The bottom line here: I remain bearish on Bandwidth’s prospects. A company like Bandwidth, with extensive capex investments to enable its communications network, relies more than anything on economies of scale. Customers recognize this as well, and are unlikely to invest in building out a CPaaS strategy with Bandwidth when competitors like Twilio appear much sturdier. With no line of sight to a fundamental turnaround, it’s best to ditch this stock and invest elsewhere.
Q3 download
Let’s now go through Bandwidth’s latest quarterly results in greater detail. The Q3 earnings summary is shown below:
Bandwidth’s revenue grew just 5% y/y to $152.0 million, ahead of Wall Street’s expectations of $149.1 million (flat y/y). Growth did, however, decelerate relative to 7% y/y growth in Q2.
Dollar-based retention decay is the other core concern here. As a reminder, one of the key premises of Twilio and Bandwidth is that once installed with a customer, that customer (and its underlying users) will grow and expand their usage of the CPaaS solution, enabling a profitable source of growth that does not require additional sales resources to close down. During pandemic peaks, Bandwidth had net revenue retention rates above 130%. In Q3, as shown below, that rate had fallen to just 104% – indicating that upsells are barely outweighing churn – down two points sequentially, and five points year over year.
Management noted that usage trends remained choppy. Per CEO David Morken’s remarks on the Q3 earnings call, made during the Q&A portion of the call:
We’ve navigated through the environment which we described as choppy and as expected throughout the year. Usage trends across our categories of service are as we would have hoped that supported our results for the period.
And we think that looking into the fourth quarter that they’ll continue to trend the way we’ve expected and guided and we’re encouraged about what that will mean for 2024.”
To make matters worse: Bandwidth continues to shed clients, though the company dismisses these as smaller, unprofitable names that the company wasn’t invested in retaining.
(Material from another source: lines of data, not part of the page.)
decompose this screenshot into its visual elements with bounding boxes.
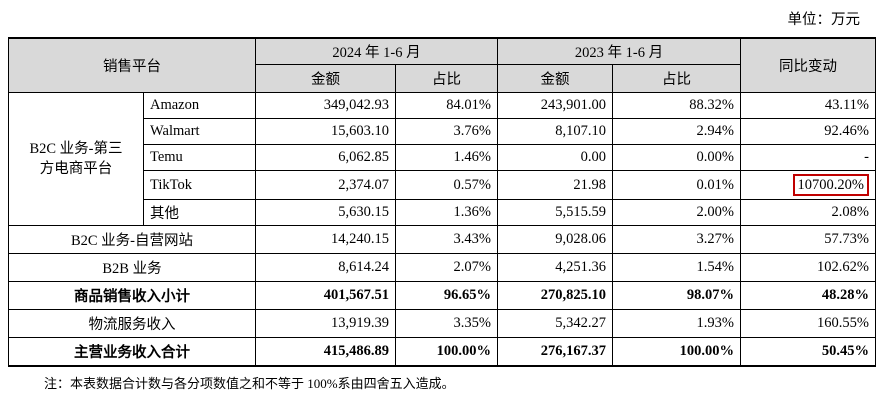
cell: 14,240.15 bbox=[255, 225, 396, 254]
header-platform: 销售平台 bbox=[8, 37, 256, 93]
table-row: B2B 业务 8,614.24 2.07% 4,251.36 1.54% 102.62% bbox=[8, 253, 876, 282]
cell: 270,825.10 bbox=[497, 281, 613, 310]
table-body: B2C 业务-第三方电商平台 Amazon 349,042.93 84.01% 243,… bbox=[8, 92, 876, 366]
cell: 0.01% bbox=[612, 170, 741, 200]
cell: 0.00 bbox=[497, 144, 613, 171]
cell: 2.94% bbox=[612, 118, 741, 145]
cell: 1.36% bbox=[395, 199, 498, 226]
cell: 10700.20% bbox=[740, 170, 876, 200]
cell: 3.76% bbox=[395, 118, 498, 145]
header-sub: 金额 bbox=[255, 64, 396, 93]
cell: 92.46% bbox=[740, 118, 876, 145]
cell: 243,901.00 bbox=[497, 92, 613, 119]
cell: 21.98 bbox=[497, 170, 613, 200]
cell: 2.07% bbox=[395, 253, 498, 282]
cell: 415,486.89 bbox=[255, 337, 396, 366]
cell: 6,062.85 bbox=[255, 144, 396, 171]
table-row: Temu 6,062.85 1.46% 0.00 0.00% - bbox=[9, 144, 876, 171]
header-yoy: 同比变动 bbox=[740, 37, 876, 93]
header-period: 2023 年 1-6 月 bbox=[497, 37, 741, 65]
header-sub: 占比 bbox=[612, 64, 741, 93]
cell: 401,567.51 bbox=[255, 281, 396, 310]
table-row: 主营业务收入合计 415,486.89 100.00% 276,167.37 100.0… bbox=[8, 337, 876, 366]
table-row: B2C 业务-自营网站 14,240.15 3.43% 9,028.06 3.27% 57… bbox=[8, 225, 876, 254]
row-label: TikTok bbox=[143, 170, 256, 200]
header-sub: 金额 bbox=[497, 64, 613, 93]
row-label: B2C 业务-自营网站 bbox=[8, 225, 256, 254]
cell: 1.54% bbox=[612, 253, 741, 282]
cell: 5,515.59 bbox=[497, 199, 613, 226]
cell: 15,603.10 bbox=[255, 118, 396, 145]
cell: 276,167.37 bbox=[497, 337, 613, 366]
highlighted-value: 10700.20% bbox=[792, 173, 869, 196]
cell: 3.43% bbox=[395, 225, 498, 254]
footnote: 注：本表数据合计数与各分项数值之和不等于 100%系由四舍五入造成。 bbox=[44, 376, 455, 391]
cell: 100.00% bbox=[612, 337, 741, 366]
row-label: 物流服务收入 bbox=[8, 309, 256, 338]
row-label: Walmart bbox=[143, 118, 256, 145]
cell: 349,042.93 bbox=[255, 92, 396, 119]
cell: 8,614.24 bbox=[255, 253, 396, 282]
cell: 160.55% bbox=[740, 309, 876, 338]
cell: 1.46% bbox=[395, 144, 498, 171]
cell: 13,919.39 bbox=[255, 309, 396, 338]
cell: 57.73% bbox=[740, 225, 876, 254]
cell: 2.00% bbox=[612, 199, 741, 226]
cell: 3.35% bbox=[395, 309, 498, 338]
cell: - bbox=[740, 144, 876, 171]
row-label: Temu bbox=[143, 144, 256, 171]
unit-label: 单位：万元 bbox=[787, 12, 861, 28]
cell: 84.01% bbox=[395, 92, 498, 119]
cell: 2,374.07 bbox=[255, 170, 396, 200]
table-row: B2C 业务-第三方电商平台 Amazon 349,042.93 84.01% 243,… bbox=[8, 92, 876, 226]
cell: 48.28% bbox=[740, 281, 876, 310]
cell: 8,107.10 bbox=[497, 118, 613, 145]
header-sub: 占比 bbox=[395, 64, 498, 93]
row-label: 商品销售收入小计 bbox=[8, 281, 256, 310]
cell: 98.07% bbox=[612, 281, 741, 310]
row-label: 主营业务收入合计 bbox=[8, 337, 256, 366]
cell: 1.93% bbox=[612, 309, 741, 338]
cell: 2.08% bbox=[740, 199, 876, 226]
row-label: 其他 bbox=[143, 199, 256, 226]
cell: 5,342.27 bbox=[497, 309, 613, 338]
cell: 4,251.36 bbox=[497, 253, 613, 282]
cell: 88.32% bbox=[612, 92, 741, 119]
table-row: 商品销售收入小计 401,567.51 96.65% 270,825.10 98.07%… bbox=[8, 281, 876, 310]
cell: 0.00% bbox=[612, 144, 741, 171]
row-label: Amazon bbox=[143, 92, 256, 119]
cell: 102.62% bbox=[740, 253, 876, 282]
cell: 5,630.15 bbox=[255, 199, 396, 226]
revenue-table: 销售平台 2024 年 1-6 月 2023 年 1-6 月 同比变动 金额 占… bbox=[8, 37, 876, 367]
cell: 50.45% bbox=[740, 337, 876, 366]
cell: 100.00% bbox=[395, 337, 498, 366]
cell: 9,028.06 bbox=[497, 225, 613, 254]
cell: 96.65% bbox=[395, 281, 498, 310]
row-label: B2B 业务 bbox=[8, 253, 256, 282]
cell: 0.57% bbox=[395, 170, 498, 200]
table-row: 物流服务收入 13,919.39 3.35% 5,342.27 1.93% 160.55% bbox=[8, 309, 876, 338]
header-period: 2024 年 1-6 月 bbox=[255, 37, 498, 65]
group-label: B2C 业务-第三方电商平台 bbox=[8, 92, 144, 226]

Still, it’s not a confident look for the company, which saw its customer base drop down to 3,335 as of the end of the third quarter – down by five customers versus Q2, and 45 customers (or -1.3%) versus the prior-year Q3.
Note as well that for investors expecting meaningful growth contribution from the company’s new Maestro product that since its launch in September, six customers have signed up. It is early, of course, but with total customers dropping I wouldn’t pin too much hope on new products.
To add final insult to injury here: Bandwidth’s pro forma gross margins also dropped to 55%, down 2 points year over year.
Overall adjusted EBITDA margins did improve sequentially to 9% (though flat to the prior year), but it’s very clear that absent a return to top-line growth, it will be very difficult for Bandwidth to scale toward any meaningful profitability.
Valuation and key takeaways
At current share prices near $12, Bandwidth trades at a market cap of $304.3 million. After we net off the $139.1 million of cash and $418.0 million of convertible debt on the company’s most recent balance sheet, its resulting enterprise value is $583.2 million.
Meanwhile, for next fiscal year (FY24), Wall Street analysts are expecting the company to generate $669.3 million in revenue, representing 14% y/y growth – which is a very aggressive assumption, considering the recent slowdown to single-digit growth. Nevertheless, taking consensus at face value, we arrive at evaluation of 0.9x EV/FY24 revenue.
Again, Bandwidth is cheap- but that’s the case for a reason. With limited growth prospects, towering competition from Twilio, and weakening gross margin profile with potential dis-economies of scale from customer churn, there’s no reason to be invested in this name.